Les images s’effaçaient dans le ciel, et aussi dans l’esprit du garçon. Celui-ci tremblait, indifférent à l’anxiété de son entourage, qui n’existait plus à ses yeux.

« Pourquoi… murmura-t-il. Reste. Pourquoi… »

Avant de disparaître dans le néant, la divinité cnidaire l’éclaira une dernière fois :

Pourquoi ne peux-tu pas connaître ma bénédiction dans toute sa grandeur ? Parce qu’elle est destinée aux humains, aux croyants, aux âmes illuminées. Mais toi, mon enfant, tu n’es pas un petit humain.

Et la sentence tomba :

Tu es un petit dieu. Tu te suffis à toi même. Tu n’as pas besoin de ma plénitude. Tu n’as pas besoin non plus de celle de l’océan, ou de la terre.
Tu n’as pas besoin d’eux, même s’ils sont tes parents.

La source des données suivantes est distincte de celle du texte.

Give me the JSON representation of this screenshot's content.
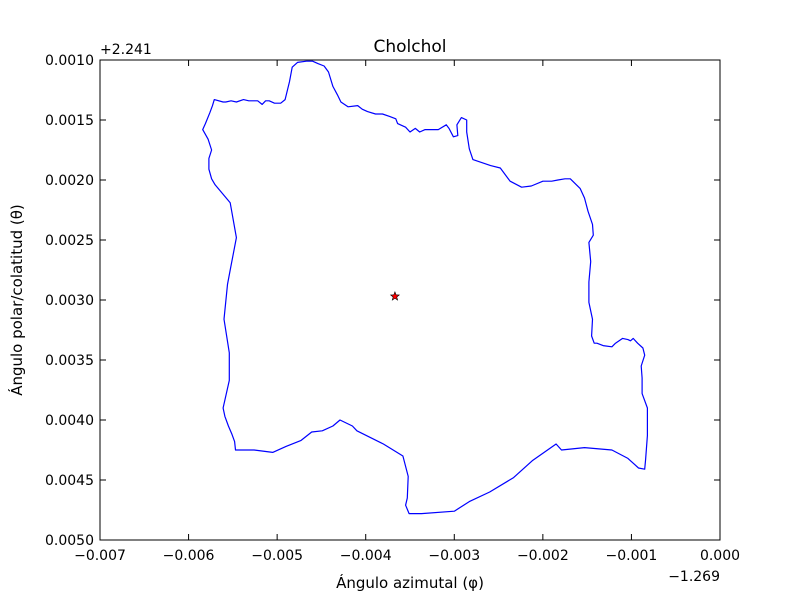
{
  "chart_data": {
    "type": "line",
    "title": "Cholchol",
    "xlabel": "Ángulo azimutal (φ)",
    "ylabel": "Ángulo polar/colatitud (θ)",
    "x_offset_label": "−1.269",
    "y_offset_label": "+2.241",
    "x_offset": -1.269,
    "y_offset": 2.241,
    "xlim": [
      -0.007,
      0.0
    ],
    "ylim": [
      0.005,
      0.001
    ],
    "y_inverted": true,
    "x_ticks": [
      -0.007,
      -0.006,
      -0.005,
      -0.004,
      -0.003,
      -0.002,
      -0.001,
      0.0
    ],
    "x_tick_labels": [
      "−0.007",
      "−0.006",
      "−0.005",
      "−0.004",
      "−0.003",
      "−0.002",
      "−0.001",
      "0.000"
    ],
    "y_ticks": [
      0.001,
      0.0015,
      0.002,
      0.0025,
      0.003,
      0.0035,
      0.004,
      0.0045,
      0.005
    ],
    "y_tick_labels": [
      "0.0010",
      "0.0015",
      "0.0020",
      "0.0025",
      "0.0030",
      "0.0035",
      "0.0040",
      "0.0045",
      "0.0050"
    ],
    "grid": false,
    "line_color": "#0000ff",
    "marker_color": "#ff0000",
    "series": [
      {
        "points": [
          [
            -0.00467,
            0.00101
          ],
          [
            -0.00477,
            0.00102
          ],
          [
            -0.00483,
            0.00106
          ],
          [
            -0.00486,
            0.00118
          ],
          [
            -0.00491,
            0.00133
          ],
          [
            -0.00496,
            0.00136
          ],
          [
            -0.00503,
            0.00136
          ],
          [
            -0.00509,
            0.00134
          ],
          [
            -0.00513,
            0.00134
          ],
          [
            -0.00517,
            0.00137
          ],
          [
            -0.00522,
            0.00134
          ],
          [
            -0.00532,
            0.00134
          ],
          [
            -0.00538,
            0.00133
          ],
          [
            -0.00546,
            0.00135
          ],
          [
            -0.00552,
            0.00134
          ],
          [
            -0.00558,
            0.00135
          ],
          [
            -0.00561,
            0.00135
          ],
          [
            -0.00571,
            0.00133
          ],
          [
            -0.00573,
            0.00138
          ],
          [
            -0.00576,
            0.00144
          ],
          [
            -0.00581,
            0.00153
          ],
          [
            -0.00584,
            0.00158
          ],
          [
            -0.00578,
            0.00166
          ],
          [
            -0.00574,
            0.00175
          ],
          [
            -0.00577,
            0.00182
          ],
          [
            -0.00577,
            0.00191
          ],
          [
            -0.00574,
            0.00199
          ],
          [
            -0.0057,
            0.00204
          ],
          [
            -0.00553,
            0.00219
          ],
          [
            -0.00546,
            0.00248
          ],
          [
            -0.00553,
            0.00275
          ],
          [
            -0.00556,
            0.00287
          ],
          [
            -0.0056,
            0.00316
          ],
          [
            -0.00554,
            0.00344
          ],
          [
            -0.00554,
            0.00367
          ],
          [
            -0.00561,
            0.0039
          ],
          [
            -0.00559,
            0.00397
          ],
          [
            -0.00555,
            0.00405
          ],
          [
            -0.00551,
            0.00412
          ],
          [
            -0.00548,
            0.00418
          ],
          [
            -0.00547,
            0.00425
          ],
          [
            -0.00526,
            0.00425
          ],
          [
            -0.00505,
            0.00427
          ],
          [
            -0.0049,
            0.00422
          ],
          [
            -0.00473,
            0.00417
          ],
          [
            -0.00461,
            0.0041
          ],
          [
            -0.00449,
            0.00409
          ],
          [
            -0.00437,
            0.00405
          ],
          [
            -0.00429,
            0.004
          ],
          [
            -0.00415,
            0.00405
          ],
          [
            -0.0041,
            0.00409
          ],
          [
            -0.0038,
            0.0042
          ],
          [
            -0.00358,
            0.0043
          ],
          [
            -0.00352,
            0.00447
          ],
          [
            -0.00353,
            0.00465
          ],
          [
            -0.00355,
            0.00471
          ],
          [
            -0.00351,
            0.00478
          ],
          [
            -0.00337,
            0.00478
          ],
          [
            -0.003,
            0.00476
          ],
          [
            -0.00283,
            0.00468
          ],
          [
            -0.0026,
            0.0046
          ],
          [
            -0.00233,
            0.00448
          ],
          [
            -0.00212,
            0.00434
          ],
          [
            -0.00185,
            0.0042
          ],
          [
            -0.00179,
            0.00425
          ],
          [
            -0.00153,
            0.00423
          ],
          [
            -0.00122,
            0.00425
          ],
          [
            -0.00104,
            0.00432
          ],
          [
            -0.00092,
            0.0044
          ],
          [
            -0.00085,
            0.00441
          ],
          [
            -0.00084,
            0.00433
          ],
          [
            -0.00082,
            0.00413
          ],
          [
            -0.00082,
            0.0039
          ],
          [
            -0.00088,
            0.00378
          ],
          [
            -0.00088,
            0.00365
          ],
          [
            -0.00089,
            0.00355
          ],
          [
            -0.00085,
            0.00346
          ],
          [
            -0.00087,
            0.0034
          ],
          [
            -0.00093,
            0.00336
          ],
          [
            -0.00098,
            0.00332
          ],
          [
            -0.00101,
            0.00334
          ],
          [
            -0.00104,
            0.00333
          ],
          [
            -0.0011,
            0.00332
          ],
          [
            -0.00118,
            0.00336
          ],
          [
            -0.00122,
            0.00339
          ],
          [
            -0.00132,
            0.00338
          ],
          [
            -0.00139,
            0.00336
          ],
          [
            -0.00142,
            0.00336
          ],
          [
            -0.00145,
            0.0033
          ],
          [
            -0.00144,
            0.00316
          ],
          [
            -0.00148,
            0.00302
          ],
          [
            -0.00148,
            0.00285
          ],
          [
            -0.00146,
            0.00268
          ],
          [
            -0.00148,
            0.00252
          ],
          [
            -0.00143,
            0.00246
          ],
          [
            -0.00144,
            0.00237
          ],
          [
            -0.00149,
            0.00226
          ],
          [
            -0.00153,
            0.00215
          ],
          [
            -0.00158,
            0.00207
          ],
          [
            -0.00169,
            0.00199
          ],
          [
            -0.00175,
            0.00199
          ],
          [
            -0.00183,
            0.002
          ],
          [
            -0.0019,
            0.00201
          ],
          [
            -0.002,
            0.00201
          ],
          [
            -0.00213,
            0.00205
          ],
          [
            -0.00224,
            0.00206
          ],
          [
            -0.00237,
            0.00201
          ],
          [
            -0.00248,
            0.0019
          ],
          [
            -0.00259,
            0.00188
          ],
          [
            -0.00279,
            0.00183
          ],
          [
            -0.00283,
            0.00174
          ],
          [
            -0.00286,
            0.0016
          ],
          [
            -0.00286,
            0.0015
          ],
          [
            -0.00292,
            0.00148
          ],
          [
            -0.00297,
            0.00154
          ],
          [
            -0.00296,
            0.00163
          ],
          [
            -0.00301,
            0.00164
          ],
          [
            -0.00306,
            0.00157
          ],
          [
            -0.00309,
            0.00154
          ],
          [
            -0.00318,
            0.00158
          ],
          [
            -0.00326,
            0.00158
          ],
          [
            -0.00333,
            0.00158
          ],
          [
            -0.00339,
            0.0016
          ],
          [
            -0.00344,
            0.00157
          ],
          [
            -0.0035,
            0.0016
          ],
          [
            -0.00355,
            0.00156
          ],
          [
            -0.00364,
            0.00153
          ],
          [
            -0.00366,
            0.00149
          ],
          [
            -0.00373,
            0.00147
          ],
          [
            -0.00381,
            0.00145
          ],
          [
            -0.00389,
            0.00145
          ],
          [
            -0.00398,
            0.00143
          ],
          [
            -0.00404,
            0.00141
          ],
          [
            -0.00409,
            0.00138
          ],
          [
            -0.0042,
            0.00139
          ],
          [
            -0.00428,
            0.00135
          ],
          [
            -0.00432,
            0.00129
          ],
          [
            -0.00437,
            0.00122
          ],
          [
            -0.00442,
            0.0011
          ],
          [
            -0.00447,
            0.00105
          ],
          [
            -0.00454,
            0.00103
          ],
          [
            -0.0046,
            0.00101
          ],
          [
            -0.00467,
            0.00101
          ]
        ]
      }
    ],
    "marker": {
      "x": -0.00367,
      "y": 0.00297,
      "shape": "star"
    }
  }
}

Lorsque la créature fantastique s’effaça de ce monde, de son champ de vision, ce fut comme s’il était frappé de plein fouet par une réalisation. Il était à l’air libre. En plein océan. Mal de mer. Mal de mer. Mal de mer…

« Andréa ? »

L’enfant se précipita vers la barre, se pencha par-dessus bord. Comme souvent lorsqu’il s’approchait de l’eau, il se sentit mal.
Il vomit, bile et sang, par dessus bord.

En dessous de lui, la mer souillée par ce vert, par ce rouge, semblait bouillonner de rage.